Mimbarrepublik.com, Jakarta- Mantan pejabat Ditjen Pajak Kementerian Keuangan (Kemenkeu) Rafael Alun Trisambodo menyampaikan eksepsi atau dakwaan jaksa dalam kasus dugaan penerimaan gratifikasi dan tindak pidana pencucian uang (TPPU).
Nota pembelaan itu dibacakan kuasa hukum yang mewakili dirinya. Dalam eksepsi, Rafael menyatakan protes di depan majelis hakim. Dakwaan dinilai tidak dapat diterima.
“Bahwa surat dakwaan aquo beralasan hukum untuk dinyatakan tidak dapat diterima,” kata Rafael melalui kuasa hukumnya di Pengadilan Tindak Pidana Korupsi (Tipikor) pada Pengadilan Negeri Jakarta Pusat, Rabu 6/9/2023.
Dalam pembelaannya tersebut, Rafael menilai KPK tidak bisa memproses dugaan penerimaan gratifikasi dan pencucian uang dalam kasusnya. Alasannya karena dia aparatur sipil negara (ASN).
“Apabila terdapat dugaan pelanggaran atas kewajiban atau tugas terdakwa, maka dugaan pelanggaran tersebut terlebih dahulu diperiksa oleh aparat pengawasan intern pemerintah,” ucap Rafael melalui kuasa hukumnya.
Dia juga menilai Pengadilan Tipikor pada Pengadilan Negeri Jakarta Pusat tidak tepat menangani kasusnya. Harusnya, lanjut Rafael, perkaranya diproses di Pengadilan Tata Usaha Negara lebih dulu. Rafael mengacu dengan Pasal 17 sampai 20 dalam Undang-Undang Nomor 30 Tahun 2014 tentang Administrasi Pemerintahan dalam eksepsi yang diajukannya.
Dia juga berpegangan dengan Undang-Undang Nomor 5 Tahun 2014 tentang ASN.
“Bahwa pengaturan tentang tugas dan kewajiban PNS selaku ASN berdasarkan UU ASN,” ujar Rafael melalui pengacaranya.

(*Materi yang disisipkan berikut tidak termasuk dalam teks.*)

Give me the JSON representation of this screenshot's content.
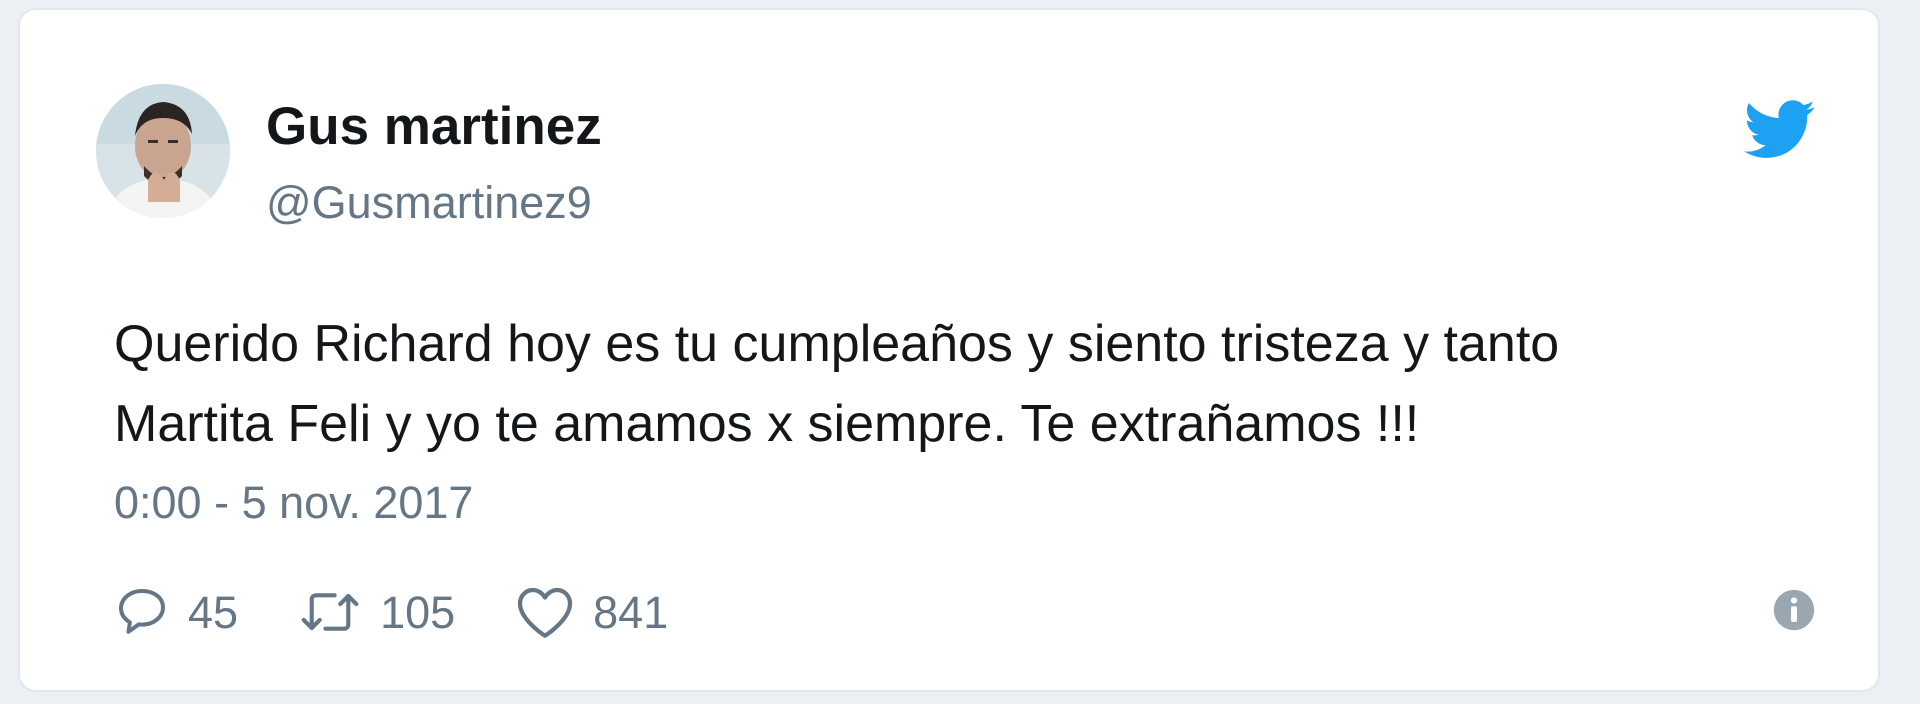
{
  "tweet": {
    "author_name": "Gus martinez",
    "handle": "@Gusmartinez9",
    "text_line_1": "Querido Richard hoy es tu cumpleaños y siento tristeza y tanto",
    "text_line_2": "Martita Feli y yo te amamos x siempre. Te extrañamos !!!",
    "timestamp": "0:00 - 5 nov. 2017"
  },
  "actions": {
    "replies": "45",
    "retweets": "105",
    "likes": "841"
  },
  "icons": {
    "brand": "twitter-bird-icon",
    "reply": "reply-icon",
    "retweet": "retweet-icon",
    "like": "heart-icon",
    "info": "info-icon"
  },
  "colors": {
    "brand": "#1da1f2",
    "text": "#14171a",
    "secondary": "#657786",
    "border": "#e1e8ed"
  }
}
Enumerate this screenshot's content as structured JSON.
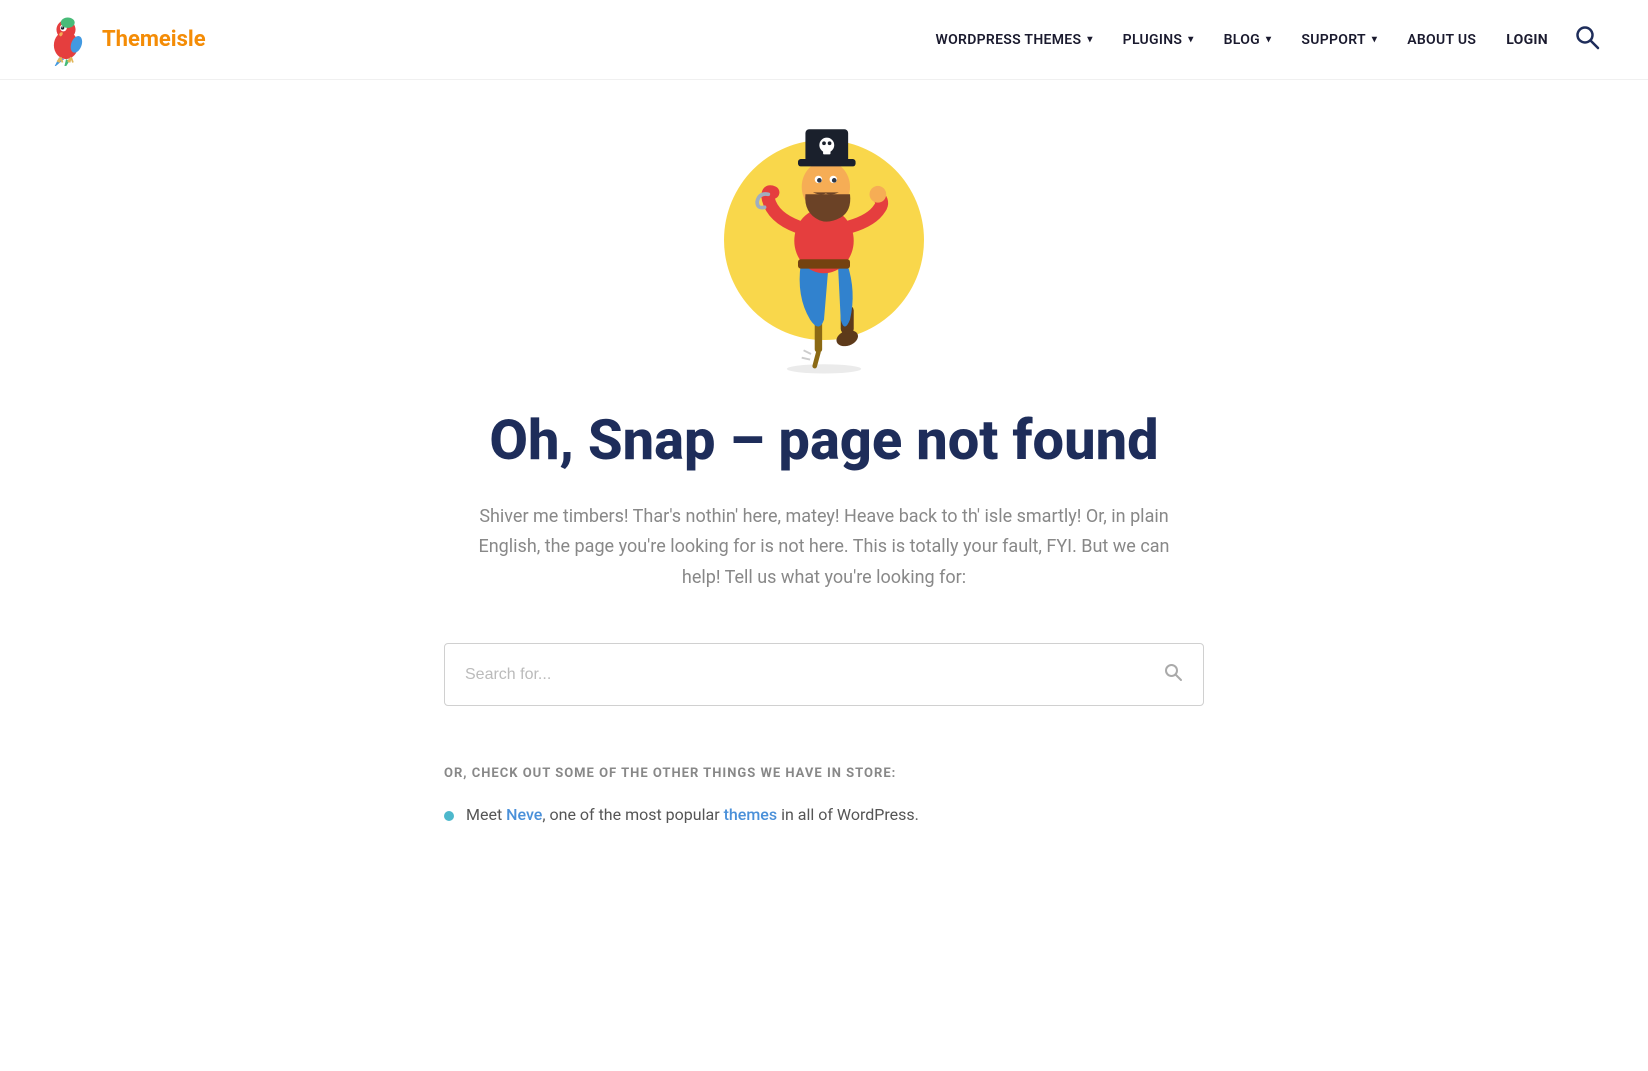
{
  "header": {
    "logo_text_main": "Theme",
    "logo_text_accent": "isle",
    "nav": {
      "items": [
        {
          "id": "wordpress-themes",
          "label": "WORDPRESS THEMES",
          "has_dropdown": true
        },
        {
          "id": "plugins",
          "label": "PLUGINS",
          "has_dropdown": true
        },
        {
          "id": "blog",
          "label": "BLOG",
          "has_dropdown": true
        },
        {
          "id": "support",
          "label": "SUPPORT",
          "has_dropdown": true
        },
        {
          "id": "about-us",
          "label": "ABOUT US",
          "has_dropdown": false
        },
        {
          "id": "login",
          "label": "LOGIN",
          "has_dropdown": false
        }
      ]
    }
  },
  "main": {
    "error_heading": "Oh, Snap – page not found",
    "description": "Shiver me timbers! Thar's nothin' here, matey! Heave back to th' isle smartly! Or, in plain English, the page you're looking for is not here. This is totally your fault, FYI. But we can help! Tell us what you're looking for:",
    "search_placeholder": "Search for...",
    "checkout_label": "OR, CHECK OUT SOME OF THE OTHER THINGS WE HAVE IN STORE:",
    "checkout_items": [
      {
        "text_before": "Meet ",
        "link1_text": "Neve",
        "link1_href": "#",
        "text_middle": ", one of the most popular ",
        "link2_text": "themes",
        "link2_href": "#",
        "text_after": " in all of WordPress."
      }
    ]
  }
}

Atas dasar itu, Rafael menilai tudingan jaksa dalam kasus ini bersifat prematur dan melanggar hukum. Perkaranya dinilai masuk ranah Peradilan Tata Usaha Negara.
“Dengan demikian penuntutan terhadap terdakwa diduga melakukan tindakan yang berlawanan dengan tugas dan kewajibannya namun tanpa didahului dengan pengujian oleh Badan Peradilan Tata Usaha Negara beralasan hukum untuk dinyatakan tidak dapat diterima,” tutur Rafael melalui pengacaranya.
Ada tiga dakwaan dalam kasus Rafael. Tuduhan pertama terkait dengan penerimaan gratifikasi.
Sementara itu, dua dakwaan berkaitan dengan pencucian uang. Ernie Meike Torondek terlibat. Dalam penerimaan gratifikasi, dia disangkakan melanggar Pasal 12 B jo Pasal 18 Undang-Undang Republik Indonesia Nomor 31 Tahun 1999 tentang Pemberantasan Tindak Pidana Korupsi sebagaimana telah diubah dengan Undang-Undang Republik Indonesia Nomor 20 Tahun 2001 tentang Perubahan Atas Undang-Undang Nomor 31 Tahun 1999 tentang Pemberantasan Tindak Pidana Korupsi jo Pasal 55 ayat (1) Ke-1 KUHP jo Pasal 64 ayat (1) KUHP.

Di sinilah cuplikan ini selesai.